China's Trade Surplus Hits $27.1 Billion for Month of October, Adding to Political Tensions Over Currency Policy

The New York Times reports that China's trade surplus in the month of October totaled $27.1 billion, far outpacing its surplus of $16.9 billion in September. Exports rose 22.9% from a year earlier and imports rose 25.3%. Although some experts claimed the jump in surplus was the result of the holiday season in Western countries--during which time demand for Chinese products tends to spike--there is a risk that the surplus will continue to grow as China dampens its domestic demand and purchasing power by, for example, decreasing access to loans, as part of its effort to temper its fast-paced economic growth. This would decrease the imports to China and, as a result, widen even further its trade surplus.
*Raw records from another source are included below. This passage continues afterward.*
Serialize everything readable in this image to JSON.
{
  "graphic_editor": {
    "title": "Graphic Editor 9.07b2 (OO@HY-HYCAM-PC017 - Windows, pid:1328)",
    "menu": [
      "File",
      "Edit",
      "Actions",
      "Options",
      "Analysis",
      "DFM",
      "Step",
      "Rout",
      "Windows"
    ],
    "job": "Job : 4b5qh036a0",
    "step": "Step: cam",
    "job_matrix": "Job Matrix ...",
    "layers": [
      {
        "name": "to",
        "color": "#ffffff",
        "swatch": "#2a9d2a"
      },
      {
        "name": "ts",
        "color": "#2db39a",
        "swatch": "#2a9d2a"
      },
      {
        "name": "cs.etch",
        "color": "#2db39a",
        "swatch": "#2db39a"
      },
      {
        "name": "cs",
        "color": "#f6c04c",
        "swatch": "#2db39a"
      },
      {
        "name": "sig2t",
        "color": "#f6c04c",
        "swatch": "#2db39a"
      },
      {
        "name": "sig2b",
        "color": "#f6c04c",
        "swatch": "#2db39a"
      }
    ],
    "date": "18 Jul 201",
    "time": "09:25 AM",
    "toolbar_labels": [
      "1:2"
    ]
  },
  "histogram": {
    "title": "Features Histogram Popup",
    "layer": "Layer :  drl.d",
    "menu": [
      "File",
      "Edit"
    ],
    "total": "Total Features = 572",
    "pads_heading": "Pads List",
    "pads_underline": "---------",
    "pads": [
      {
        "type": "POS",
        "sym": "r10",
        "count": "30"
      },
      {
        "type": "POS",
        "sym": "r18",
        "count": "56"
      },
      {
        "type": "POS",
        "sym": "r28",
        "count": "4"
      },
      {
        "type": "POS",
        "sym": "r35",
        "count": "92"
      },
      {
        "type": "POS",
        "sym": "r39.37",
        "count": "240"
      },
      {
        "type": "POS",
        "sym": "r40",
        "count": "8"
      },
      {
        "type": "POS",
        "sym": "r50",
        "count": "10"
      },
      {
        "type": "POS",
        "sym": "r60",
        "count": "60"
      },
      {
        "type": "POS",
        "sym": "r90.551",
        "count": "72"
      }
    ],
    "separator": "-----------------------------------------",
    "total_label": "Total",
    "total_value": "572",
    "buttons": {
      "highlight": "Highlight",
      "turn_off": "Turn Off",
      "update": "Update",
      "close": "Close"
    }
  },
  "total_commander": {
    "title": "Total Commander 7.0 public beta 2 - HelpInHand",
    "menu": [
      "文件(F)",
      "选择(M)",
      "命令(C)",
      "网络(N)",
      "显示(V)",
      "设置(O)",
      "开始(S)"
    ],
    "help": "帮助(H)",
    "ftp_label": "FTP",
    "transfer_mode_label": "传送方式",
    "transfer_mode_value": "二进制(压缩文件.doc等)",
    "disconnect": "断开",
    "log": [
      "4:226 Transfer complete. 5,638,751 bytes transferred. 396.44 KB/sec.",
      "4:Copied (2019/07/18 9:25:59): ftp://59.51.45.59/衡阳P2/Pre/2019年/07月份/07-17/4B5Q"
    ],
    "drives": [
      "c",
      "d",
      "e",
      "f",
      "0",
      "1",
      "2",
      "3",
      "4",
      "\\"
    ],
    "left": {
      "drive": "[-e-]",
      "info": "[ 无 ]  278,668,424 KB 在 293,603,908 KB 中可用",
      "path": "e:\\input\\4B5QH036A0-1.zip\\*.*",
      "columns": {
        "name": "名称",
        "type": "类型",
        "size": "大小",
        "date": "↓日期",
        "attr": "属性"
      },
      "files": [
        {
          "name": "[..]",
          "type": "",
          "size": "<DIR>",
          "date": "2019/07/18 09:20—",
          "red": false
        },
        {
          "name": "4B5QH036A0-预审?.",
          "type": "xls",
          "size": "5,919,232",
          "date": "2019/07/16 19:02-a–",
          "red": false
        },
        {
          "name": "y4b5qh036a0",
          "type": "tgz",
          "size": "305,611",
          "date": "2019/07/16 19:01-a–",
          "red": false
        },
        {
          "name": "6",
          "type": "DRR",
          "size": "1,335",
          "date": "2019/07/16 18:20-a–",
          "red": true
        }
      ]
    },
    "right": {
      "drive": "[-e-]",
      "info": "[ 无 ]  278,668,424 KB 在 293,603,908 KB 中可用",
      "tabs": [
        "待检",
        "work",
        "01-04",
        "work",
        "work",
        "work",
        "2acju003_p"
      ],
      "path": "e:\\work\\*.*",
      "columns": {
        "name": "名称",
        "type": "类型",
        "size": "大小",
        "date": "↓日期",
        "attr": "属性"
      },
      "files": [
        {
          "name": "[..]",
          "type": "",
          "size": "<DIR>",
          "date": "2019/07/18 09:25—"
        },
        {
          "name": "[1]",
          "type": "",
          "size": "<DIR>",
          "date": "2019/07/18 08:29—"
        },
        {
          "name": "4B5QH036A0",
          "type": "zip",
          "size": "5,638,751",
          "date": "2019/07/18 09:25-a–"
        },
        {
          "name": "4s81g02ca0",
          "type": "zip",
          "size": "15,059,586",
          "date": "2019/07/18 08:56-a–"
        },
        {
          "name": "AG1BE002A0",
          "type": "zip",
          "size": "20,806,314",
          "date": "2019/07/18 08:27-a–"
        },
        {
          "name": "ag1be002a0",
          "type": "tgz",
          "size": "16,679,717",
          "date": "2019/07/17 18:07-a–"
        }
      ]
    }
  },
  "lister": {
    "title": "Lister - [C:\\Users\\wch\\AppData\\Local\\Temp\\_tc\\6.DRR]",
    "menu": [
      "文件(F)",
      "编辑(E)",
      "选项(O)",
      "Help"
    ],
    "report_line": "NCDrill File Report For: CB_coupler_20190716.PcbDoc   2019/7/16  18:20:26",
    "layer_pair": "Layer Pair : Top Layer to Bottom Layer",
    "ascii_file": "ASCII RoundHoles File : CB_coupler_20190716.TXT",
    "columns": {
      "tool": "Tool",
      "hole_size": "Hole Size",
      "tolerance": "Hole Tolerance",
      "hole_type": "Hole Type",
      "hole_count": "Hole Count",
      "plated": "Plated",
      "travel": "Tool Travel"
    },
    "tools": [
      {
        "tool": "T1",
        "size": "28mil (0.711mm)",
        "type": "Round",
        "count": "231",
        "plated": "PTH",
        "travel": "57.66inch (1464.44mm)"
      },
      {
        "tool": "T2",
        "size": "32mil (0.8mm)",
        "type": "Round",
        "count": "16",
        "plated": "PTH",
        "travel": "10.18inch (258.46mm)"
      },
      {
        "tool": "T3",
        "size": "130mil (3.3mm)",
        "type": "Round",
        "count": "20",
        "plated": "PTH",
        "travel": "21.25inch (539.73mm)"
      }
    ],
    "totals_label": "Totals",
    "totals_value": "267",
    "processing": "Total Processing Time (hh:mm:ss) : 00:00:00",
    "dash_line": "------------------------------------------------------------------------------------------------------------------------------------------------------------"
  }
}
And with a wider trade surplus may come more complaints from other countries that China is deliberately devaluing the renminbi, and by doing so "giving Chinese exporters a competitive advantage over manufacturers in the United States and elsewhere by effectively making their goods artificially cheap for overseas consumers." Beijing, for its part, fears that a faster rise in the value of its currency--it did rise 3% against the dollar since June--would damage its export sector.

Any political tensions over China's growing trade surplus will likely be expressed at the Group of 20 meeting in Seoul Thursday and Friday.